Three companies, Summit Carbon Solutions, Navigator CO2 Ventures and Archer Daniel Midlands, partnering with Wolf Carbon Solutions, have proposed building 3218-km of pipelines in Iowa to transport carbon dioxide from ethanol and fertilized facilities.  

The proposal has Iowa on edge with some questioning the need for such a facility that would invariably tear up valuable farmland and others championing the benefit of a pipeline that would liquify the carbon dioxide, transport it and ultimately inject it deep underground where it would be permanently sequestered.

Not surprisingly the issue has become politicized during the current campaign for the US Presidency in 2024 and now the state of Iowa will begin hearings on the matter.  The hearings, which could last weeks, is a major test for the $5.5 billion pipeline proposed by Summit Carbon Solutions, and for Carbon Capture Storage (CCS), which the administration of U.S. President Joe Biden sees as a critical tool in fighting climate change.

The Iowa Utilities Board (IUB), which will decide whether to grant Summit's permit application, heard on Tuesday from landowners who have not signed agreements with Summit and could be forced under eminent domain law to hand over land if the project moves ahead.

The proposed pipeline routes could span six states, from the Dakotas down to Illinois.

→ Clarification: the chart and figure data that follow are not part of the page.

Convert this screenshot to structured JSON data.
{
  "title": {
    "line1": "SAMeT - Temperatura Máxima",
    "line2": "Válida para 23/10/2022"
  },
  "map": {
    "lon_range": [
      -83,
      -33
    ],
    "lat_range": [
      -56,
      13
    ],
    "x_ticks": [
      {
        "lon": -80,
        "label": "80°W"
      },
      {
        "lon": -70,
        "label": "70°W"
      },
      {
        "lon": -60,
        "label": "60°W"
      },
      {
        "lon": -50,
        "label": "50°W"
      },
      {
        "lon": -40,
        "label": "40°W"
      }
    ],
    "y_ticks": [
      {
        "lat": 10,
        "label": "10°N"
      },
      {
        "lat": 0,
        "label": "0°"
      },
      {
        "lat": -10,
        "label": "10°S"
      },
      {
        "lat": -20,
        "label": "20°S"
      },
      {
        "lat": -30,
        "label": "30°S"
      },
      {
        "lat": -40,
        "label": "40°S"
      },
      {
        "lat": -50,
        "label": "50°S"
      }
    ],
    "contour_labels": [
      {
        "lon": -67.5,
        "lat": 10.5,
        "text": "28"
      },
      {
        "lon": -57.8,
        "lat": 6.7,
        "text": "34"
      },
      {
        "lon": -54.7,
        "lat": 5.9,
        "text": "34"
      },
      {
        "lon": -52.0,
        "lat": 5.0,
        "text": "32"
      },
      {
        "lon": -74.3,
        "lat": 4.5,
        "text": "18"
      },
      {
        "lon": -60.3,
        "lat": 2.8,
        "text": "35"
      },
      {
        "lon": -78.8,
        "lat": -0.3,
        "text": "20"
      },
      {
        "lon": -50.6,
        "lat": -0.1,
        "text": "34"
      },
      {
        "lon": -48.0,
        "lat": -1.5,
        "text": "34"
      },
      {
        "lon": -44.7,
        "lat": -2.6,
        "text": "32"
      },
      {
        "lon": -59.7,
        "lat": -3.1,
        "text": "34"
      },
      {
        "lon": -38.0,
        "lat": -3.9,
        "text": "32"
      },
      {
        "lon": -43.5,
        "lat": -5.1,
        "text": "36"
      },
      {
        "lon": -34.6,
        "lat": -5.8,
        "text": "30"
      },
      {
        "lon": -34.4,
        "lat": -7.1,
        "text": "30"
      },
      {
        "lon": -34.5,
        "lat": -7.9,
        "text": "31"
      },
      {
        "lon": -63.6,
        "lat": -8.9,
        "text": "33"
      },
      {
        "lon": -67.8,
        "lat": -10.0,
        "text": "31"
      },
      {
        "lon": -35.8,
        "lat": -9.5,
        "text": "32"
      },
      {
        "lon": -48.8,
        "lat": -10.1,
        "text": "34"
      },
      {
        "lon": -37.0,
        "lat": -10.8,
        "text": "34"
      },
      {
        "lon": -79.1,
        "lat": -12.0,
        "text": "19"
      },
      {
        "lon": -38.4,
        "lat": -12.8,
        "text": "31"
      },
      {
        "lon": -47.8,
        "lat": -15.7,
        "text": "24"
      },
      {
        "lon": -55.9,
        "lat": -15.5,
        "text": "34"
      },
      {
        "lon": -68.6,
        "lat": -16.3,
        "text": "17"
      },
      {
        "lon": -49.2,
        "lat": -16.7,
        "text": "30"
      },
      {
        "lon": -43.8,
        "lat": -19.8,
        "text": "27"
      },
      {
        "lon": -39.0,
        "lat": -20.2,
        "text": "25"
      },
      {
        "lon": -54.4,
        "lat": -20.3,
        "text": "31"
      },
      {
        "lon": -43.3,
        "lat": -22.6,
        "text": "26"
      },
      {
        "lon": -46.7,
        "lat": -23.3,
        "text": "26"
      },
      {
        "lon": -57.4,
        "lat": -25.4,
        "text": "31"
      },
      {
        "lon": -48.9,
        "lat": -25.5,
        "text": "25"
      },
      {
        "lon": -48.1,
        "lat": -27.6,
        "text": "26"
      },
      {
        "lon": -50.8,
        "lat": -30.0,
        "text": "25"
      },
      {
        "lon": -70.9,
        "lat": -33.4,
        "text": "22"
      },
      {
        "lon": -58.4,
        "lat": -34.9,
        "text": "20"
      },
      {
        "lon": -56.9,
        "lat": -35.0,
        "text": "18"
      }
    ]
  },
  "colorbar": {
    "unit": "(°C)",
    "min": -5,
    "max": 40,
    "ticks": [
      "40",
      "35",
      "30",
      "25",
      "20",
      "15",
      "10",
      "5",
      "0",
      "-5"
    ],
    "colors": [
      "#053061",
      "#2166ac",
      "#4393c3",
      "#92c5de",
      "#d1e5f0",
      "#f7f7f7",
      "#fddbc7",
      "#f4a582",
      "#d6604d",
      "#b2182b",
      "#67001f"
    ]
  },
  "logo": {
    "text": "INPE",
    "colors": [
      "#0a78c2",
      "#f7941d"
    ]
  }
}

One of the pipeline companies boasts more than 2,500 landowners have signed on to its project. Many farmers in Iowa say they support ethanol, but they oppose carbon pipelines - not over carbon emissions, but over property rights. Northeast Iowa farmer Jeff Reints hauls practically all of his corn to an ethanol plant you can see from his farm. Reints was skeptical when he first heard of the pipelines. Then he learned that the nearby ethanol plant had signed onto one of the projects, and a pipeline would run through part of his farm.

Along with landowners and Summit, the IUB will hear from ethanol companies, counties, the Sierra Club, the Iowa Farm Bureau, and other parties during the hearing in Fort Dodge.

Summit recently faced a setback in North Dakota, when regulators on August 4 denied its permit application, saying the company had failed to prove that the pipeline would not hurt the state's citizens and environment. The company submitted a new application last Friday.